The law applies only under certain conditions and within certain limitations. The “ good” will be driven out only if the total amount of money in circulation is in excess of what would be needed if all were of full weight and of the best quality. Paradoxically speaking, if there is not too much money altogether, the bad money is just as good as the good money. But, even if good money is driven out, it may not leave the Country. It may behoarded, or be picked out by banks and savings institutions to retain as their reserves or be melted for use in the arts. (Fetter, 1922, P.42-43) [12].
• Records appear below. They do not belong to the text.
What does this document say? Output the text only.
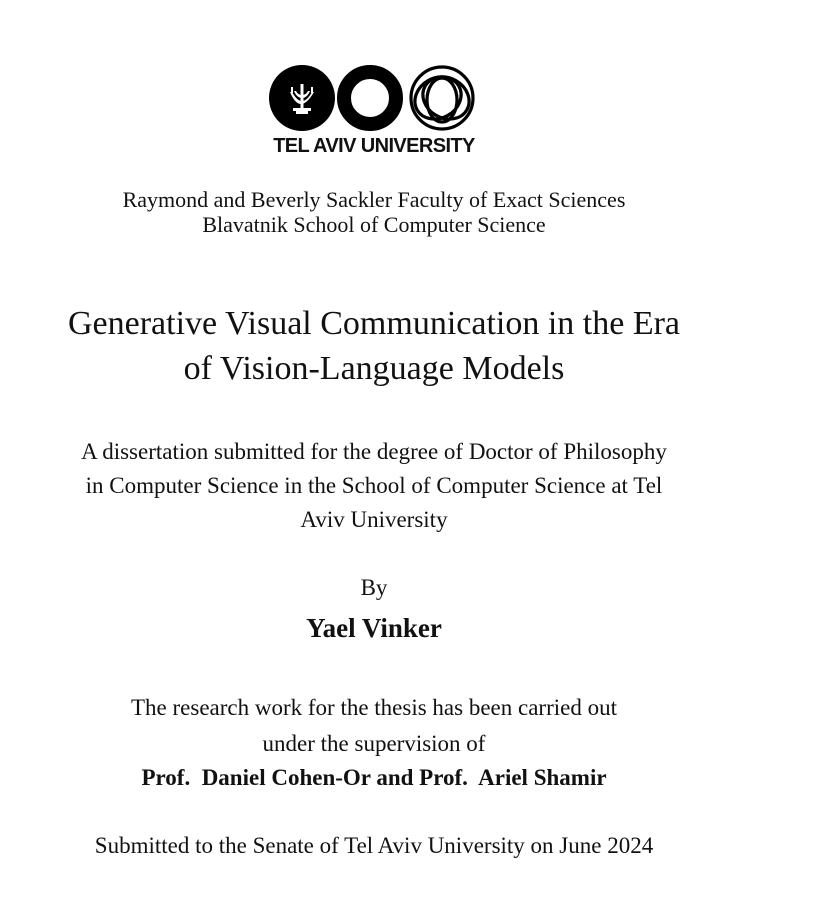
TEL AVIV UNIVERSITY
Raymond and Beverly Sackler Faculty of Exact Sciences
Blavatnik School of Computer Science
Generative Visual Communication in the Era
of Vision-Language Models
A dissertation submitted for the degree of Doctor of Philosophy
in Computer Science in the School of Computer Science at Tel
Aviv University
By
Yael Vinker
The research work for the thesis has been carried out
under the supervision of
Prof.  Daniel Cohen-Or and Prof.  Ariel Shamir
Submitted to the Senate of Tel Aviv University on June 2024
Making it crucial to properly interpret the conditions under which Gresham’s Law holds. Good money drives out bad money is a far too rudimentary presentation of this economic law.

 

One novel interpretation of Gresham’s Law came from the grandfather of Anarcho-capitalism himself, Murray Rothbard. He stated that Gresham’s Law could not happen in a purely free market. That govenment intervention would be necessary to artificially overvalue one currency and then undervalue another other. That retaining full redemption value of even worn coins versus intentionally debased coins only takes place due to government decree. Valuing a new coin and worn coin at the same nominal value operated as a form of “imposed price control” (Rothnard, 1980, P.19) [13]. Due to the fact that the government is setting a firm pricing floor and ceiling for the value of the worn coins. When by the pure monetary weight they have lost value.

 

Gresham’s Law certainly is an underappreciated economic law.  Generally only acknowledged by monetary economists, gold enthusiasts, cryptocurrency enthusiasts, and proponents of the Austrian School of Economics. To really put it into context please consider the following example. An American Silver Dollar or Silver Eagle has a face value of $1.00. A 2020 edition of the U.S. Silver Dollar retails between $20.00-$25.00 [14]. Which is substantially larger than its nominal value. This is why Silver Dollars are held and sold by collectors rather than used to buy a Big Gulp at the local 7-11 convenience store. Current Silver Dollars are approximately 99.9 % pure silver, 1 ounce by weight. The price of silver today (3/31/20) is $14.29 per ounce [15].